PCL is a fully decentralized p2p consensus layer. Developed for XMBL but chain agnostic.
This project aims to make users who make transactions into validators and achieves a truly decentralized leader set via torrents/webtorrents on a 4-hour rotation. The example implementation will use XMBL's Cubic Geometry Chain for validating various states in a performant and secure manner.
This aims to be an innovation over SOTA consensus models underpinning Ethereum, Sui, Libra, et al. The protocol is more complex and slower than Hotstuff in smaller networks, it begins to surpass performance at 5-10k nodes (theoretically) due to parallel processing and sharding.
-- Example of typical tx processing --
Alice makes a transaction
Mempools
a. raw_tx_mempool - first entries of tx requests b. validation_tasks_mempool - validation tasks required to process transactions c. locked_utxo_mempool - utxos in this list are invalidated from entry into raw_tx_mempool entries d. processing_tx_mempool - transactions that moving through the consensus e. tx_mempool - transactions approved to be blocked or otherwise finalized in a DLT's protocol
Workflow
Alice sends Bob a transaction of one coin to a leader node, Charlie. Alice includes the tx fee and a validation stake.

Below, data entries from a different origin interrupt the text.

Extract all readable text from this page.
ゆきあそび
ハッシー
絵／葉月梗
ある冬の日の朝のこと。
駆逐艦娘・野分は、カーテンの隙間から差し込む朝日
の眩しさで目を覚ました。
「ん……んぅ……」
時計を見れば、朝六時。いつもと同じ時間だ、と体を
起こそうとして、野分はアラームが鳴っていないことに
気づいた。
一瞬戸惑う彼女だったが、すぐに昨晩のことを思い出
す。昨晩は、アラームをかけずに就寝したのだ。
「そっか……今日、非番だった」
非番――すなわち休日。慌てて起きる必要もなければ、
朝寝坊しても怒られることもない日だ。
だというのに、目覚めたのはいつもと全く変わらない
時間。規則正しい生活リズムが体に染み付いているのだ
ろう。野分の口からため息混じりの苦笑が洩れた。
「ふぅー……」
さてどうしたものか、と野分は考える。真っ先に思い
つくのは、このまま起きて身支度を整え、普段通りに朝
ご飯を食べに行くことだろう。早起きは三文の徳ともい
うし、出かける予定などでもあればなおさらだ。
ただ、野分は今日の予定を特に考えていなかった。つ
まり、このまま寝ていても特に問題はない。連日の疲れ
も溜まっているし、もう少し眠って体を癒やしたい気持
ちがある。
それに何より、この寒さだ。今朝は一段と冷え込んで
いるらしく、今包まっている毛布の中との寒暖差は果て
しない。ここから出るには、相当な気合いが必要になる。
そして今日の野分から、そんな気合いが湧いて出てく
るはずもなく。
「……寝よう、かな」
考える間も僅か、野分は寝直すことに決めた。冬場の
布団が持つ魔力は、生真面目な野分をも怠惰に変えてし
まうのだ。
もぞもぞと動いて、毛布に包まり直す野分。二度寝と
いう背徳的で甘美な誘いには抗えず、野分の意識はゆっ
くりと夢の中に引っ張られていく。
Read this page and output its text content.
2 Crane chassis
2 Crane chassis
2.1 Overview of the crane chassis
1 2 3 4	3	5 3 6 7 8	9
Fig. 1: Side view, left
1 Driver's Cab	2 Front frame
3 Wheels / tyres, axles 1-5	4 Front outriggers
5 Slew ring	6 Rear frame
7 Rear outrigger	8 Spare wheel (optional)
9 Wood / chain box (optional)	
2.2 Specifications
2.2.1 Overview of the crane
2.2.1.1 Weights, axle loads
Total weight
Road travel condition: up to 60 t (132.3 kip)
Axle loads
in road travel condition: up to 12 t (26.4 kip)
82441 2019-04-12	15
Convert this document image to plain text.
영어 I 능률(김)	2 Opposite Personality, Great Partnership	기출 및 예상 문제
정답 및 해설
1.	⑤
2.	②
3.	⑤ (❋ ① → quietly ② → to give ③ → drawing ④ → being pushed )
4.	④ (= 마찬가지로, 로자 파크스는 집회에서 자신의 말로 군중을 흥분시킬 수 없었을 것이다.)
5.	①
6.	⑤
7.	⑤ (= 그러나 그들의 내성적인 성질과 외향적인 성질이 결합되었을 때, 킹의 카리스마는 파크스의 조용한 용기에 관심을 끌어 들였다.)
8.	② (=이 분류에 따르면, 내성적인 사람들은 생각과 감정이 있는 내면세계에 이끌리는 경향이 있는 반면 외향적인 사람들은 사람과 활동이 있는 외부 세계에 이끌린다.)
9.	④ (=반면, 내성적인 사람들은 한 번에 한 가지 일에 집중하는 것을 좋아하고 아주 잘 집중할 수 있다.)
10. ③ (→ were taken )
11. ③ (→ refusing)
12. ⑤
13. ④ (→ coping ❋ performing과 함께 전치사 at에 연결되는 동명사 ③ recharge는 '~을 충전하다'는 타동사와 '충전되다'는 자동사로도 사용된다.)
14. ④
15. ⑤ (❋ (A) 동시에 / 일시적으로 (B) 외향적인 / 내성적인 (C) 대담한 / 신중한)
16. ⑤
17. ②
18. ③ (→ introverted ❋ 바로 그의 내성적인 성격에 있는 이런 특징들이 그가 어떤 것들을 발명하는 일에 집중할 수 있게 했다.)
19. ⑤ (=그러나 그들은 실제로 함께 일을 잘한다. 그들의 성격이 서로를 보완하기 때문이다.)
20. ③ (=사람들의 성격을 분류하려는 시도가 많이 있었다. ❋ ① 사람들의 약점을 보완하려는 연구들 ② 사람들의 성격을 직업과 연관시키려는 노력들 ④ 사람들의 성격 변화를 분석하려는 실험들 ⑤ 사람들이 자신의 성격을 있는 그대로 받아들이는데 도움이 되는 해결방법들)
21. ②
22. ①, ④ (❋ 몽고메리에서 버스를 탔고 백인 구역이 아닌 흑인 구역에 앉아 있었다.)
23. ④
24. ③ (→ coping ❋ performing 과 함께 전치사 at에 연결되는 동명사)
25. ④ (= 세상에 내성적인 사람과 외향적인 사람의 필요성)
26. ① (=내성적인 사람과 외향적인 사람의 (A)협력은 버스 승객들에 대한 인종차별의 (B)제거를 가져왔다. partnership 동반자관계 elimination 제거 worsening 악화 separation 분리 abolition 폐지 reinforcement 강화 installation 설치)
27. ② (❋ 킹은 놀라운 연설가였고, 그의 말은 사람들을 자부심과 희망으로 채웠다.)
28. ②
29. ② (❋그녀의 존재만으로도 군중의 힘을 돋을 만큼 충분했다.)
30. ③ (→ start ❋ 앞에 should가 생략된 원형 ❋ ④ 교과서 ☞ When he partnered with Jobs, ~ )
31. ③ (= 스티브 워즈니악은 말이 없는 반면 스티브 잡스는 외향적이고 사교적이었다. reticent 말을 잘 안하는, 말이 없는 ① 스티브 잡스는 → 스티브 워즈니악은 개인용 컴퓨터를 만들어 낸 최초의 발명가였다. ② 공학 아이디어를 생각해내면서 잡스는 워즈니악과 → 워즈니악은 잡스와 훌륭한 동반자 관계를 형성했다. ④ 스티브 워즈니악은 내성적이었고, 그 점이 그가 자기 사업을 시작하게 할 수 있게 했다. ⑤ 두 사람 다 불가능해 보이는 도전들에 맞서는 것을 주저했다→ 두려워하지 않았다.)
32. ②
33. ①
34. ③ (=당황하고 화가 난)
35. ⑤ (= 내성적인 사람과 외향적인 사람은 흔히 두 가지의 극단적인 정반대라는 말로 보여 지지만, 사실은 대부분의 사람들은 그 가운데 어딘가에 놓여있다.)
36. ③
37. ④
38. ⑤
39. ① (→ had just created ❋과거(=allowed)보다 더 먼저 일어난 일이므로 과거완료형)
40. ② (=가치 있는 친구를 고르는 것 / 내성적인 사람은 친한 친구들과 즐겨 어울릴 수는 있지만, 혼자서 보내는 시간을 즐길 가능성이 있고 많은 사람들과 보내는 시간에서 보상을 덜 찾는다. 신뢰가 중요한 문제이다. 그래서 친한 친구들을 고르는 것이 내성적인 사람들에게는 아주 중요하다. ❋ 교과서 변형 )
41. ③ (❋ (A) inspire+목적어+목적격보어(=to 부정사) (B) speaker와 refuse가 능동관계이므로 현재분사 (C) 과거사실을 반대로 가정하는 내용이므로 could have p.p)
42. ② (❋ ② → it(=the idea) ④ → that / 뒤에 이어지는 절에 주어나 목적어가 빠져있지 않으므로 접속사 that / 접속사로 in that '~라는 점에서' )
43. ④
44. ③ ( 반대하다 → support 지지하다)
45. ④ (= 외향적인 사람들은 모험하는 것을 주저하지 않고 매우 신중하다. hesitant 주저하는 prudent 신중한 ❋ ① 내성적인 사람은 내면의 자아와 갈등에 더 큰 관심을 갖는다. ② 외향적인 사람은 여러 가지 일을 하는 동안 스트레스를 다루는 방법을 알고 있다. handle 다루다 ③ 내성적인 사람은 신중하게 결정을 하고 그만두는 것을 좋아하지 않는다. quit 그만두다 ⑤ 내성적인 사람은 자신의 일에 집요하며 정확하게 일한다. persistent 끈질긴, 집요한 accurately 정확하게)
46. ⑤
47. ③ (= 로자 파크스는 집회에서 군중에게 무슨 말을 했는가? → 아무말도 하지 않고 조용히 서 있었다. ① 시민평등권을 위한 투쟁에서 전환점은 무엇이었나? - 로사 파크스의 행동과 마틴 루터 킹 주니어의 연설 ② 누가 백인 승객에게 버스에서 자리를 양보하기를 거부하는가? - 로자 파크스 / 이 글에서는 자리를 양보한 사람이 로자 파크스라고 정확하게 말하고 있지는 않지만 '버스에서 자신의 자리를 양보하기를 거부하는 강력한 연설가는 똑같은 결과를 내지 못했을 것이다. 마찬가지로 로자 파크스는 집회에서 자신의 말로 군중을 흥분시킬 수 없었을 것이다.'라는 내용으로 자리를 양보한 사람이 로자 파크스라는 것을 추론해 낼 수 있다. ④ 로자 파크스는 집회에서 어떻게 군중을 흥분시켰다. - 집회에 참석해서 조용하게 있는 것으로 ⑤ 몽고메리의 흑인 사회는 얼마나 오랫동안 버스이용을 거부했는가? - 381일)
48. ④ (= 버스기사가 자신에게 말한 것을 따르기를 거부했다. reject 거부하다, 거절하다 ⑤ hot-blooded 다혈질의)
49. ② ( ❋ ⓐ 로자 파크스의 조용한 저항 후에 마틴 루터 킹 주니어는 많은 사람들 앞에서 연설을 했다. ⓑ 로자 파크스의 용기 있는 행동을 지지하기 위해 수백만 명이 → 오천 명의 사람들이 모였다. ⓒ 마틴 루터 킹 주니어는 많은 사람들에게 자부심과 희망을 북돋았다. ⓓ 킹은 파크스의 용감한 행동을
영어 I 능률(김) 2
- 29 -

tx_data = { to: [bob_address: 1], from: [alice_utxo1: 2], user: alice_address, sig: alice_signature, // signs this message, without the "sig" property stake: 0.2, fee: 0.1 } // total of 1.3 coins required, .9 returns to alice_address as new utxo on finality.
Charlie hashes the raw transaction to get the raw_tx_id and starts a raw_tx_mempool entry under his node id property. Charlie also adds Alice's raw_tx_id to the validation_tasks_mempool. Charlie gossips to 3 leaders who continue to gossip the transaction to other leaders. At this point, UTXO's used in the transaction are put on the locked_utxo_mempool to prevent double-spend attacks.
raw_tx_mempool = { charlie_id: { raw_tx_id: { tx_data, validation_timestamps: [], validation_tasks: [], tx_timestamp: 1751728707356 } } }
The other leaders send Charlie validation tasks for Alice to complete. Charlie approves validation tasks to send to Alice sorting by the tx_timestamp on other raw transactions. The number of tasks is proportionate to total tasks in validation_tasks_mempool divided by validators available. The first task type is validating Alice's signature and spending power, the timestamps from which go into the validation_timestamps array.
validation_tasks = [ leader2_id: [ {task: task_id1, complete: false}, {task_id2, complete: false} ], leader8_id: [ {task: task_id1, complete: false}, {task: task_id2, , complete: false} ] ]
Alice completes the assigned validation tasks and if valid, Alice reports the timestamp to the leaders with her signature on each completed task. Leader 2 and leader 8 in the above example report the completed timestamps and task_id to Charlie. Charlie marks validation tasks complete as true and removes Alice's raw_tx_id from the validation_tasks_mempool.
When tasks are complete and Alice's transaction's raw_tx_mempool entry has the required number of validating timestamps (set by network configuration), Charlie removes the transaction from raw_tx_mempool, averages the validation_timestamps, signs it, and puts it in processing_tx_mempool. Another task type is put in the validation_task_mempool to send to validators -- check Charlie's math from averaging timestamps and hash the {timestamp: tx_data} value to get Alice's tx_id.
The validator who gets Alice's tx_id in Step 5 broadcasts the transaction to 3 random leaders to put in their processing_tx_mempool, add/check that finality validation tasks for their chain of choice. and then those leaders remove the entry in their raw_tx_mempool and associated validation_tasks_mempool entries. Leaders gossip the transaction to all other leaders.
processing_tx_mempool: { tx_id: { // timestamp used is the average generated in step 5 1751730407001: tx_data, sig: charlie_signature leader: charlie_id } }
The final validation task type depends on the chain. At this point Alice is provided with a new UTXO with her change and stake return. Bob's new UTXO is awaiting final validation. For our example, we will use the XMBL's Cubic DLT protocol's requirement to calculate the digital root of the tx_id and put into a tx_mempool for further inclusion in the protocol's cubic geometry.
In the case of a invalidation at any step, all entries into mempools are removed and sent to all leaders who gossip to nodes.
For the example implementation, we'll be using javascript in the browser and Rust on the backend. We will demonstrate the use via a simulator on the backend and show how the chrome extension interacts with growing conditions under mempool stress with real-time conditions. This is the consensus layer for the upcoming XMBL testnet estimated in November.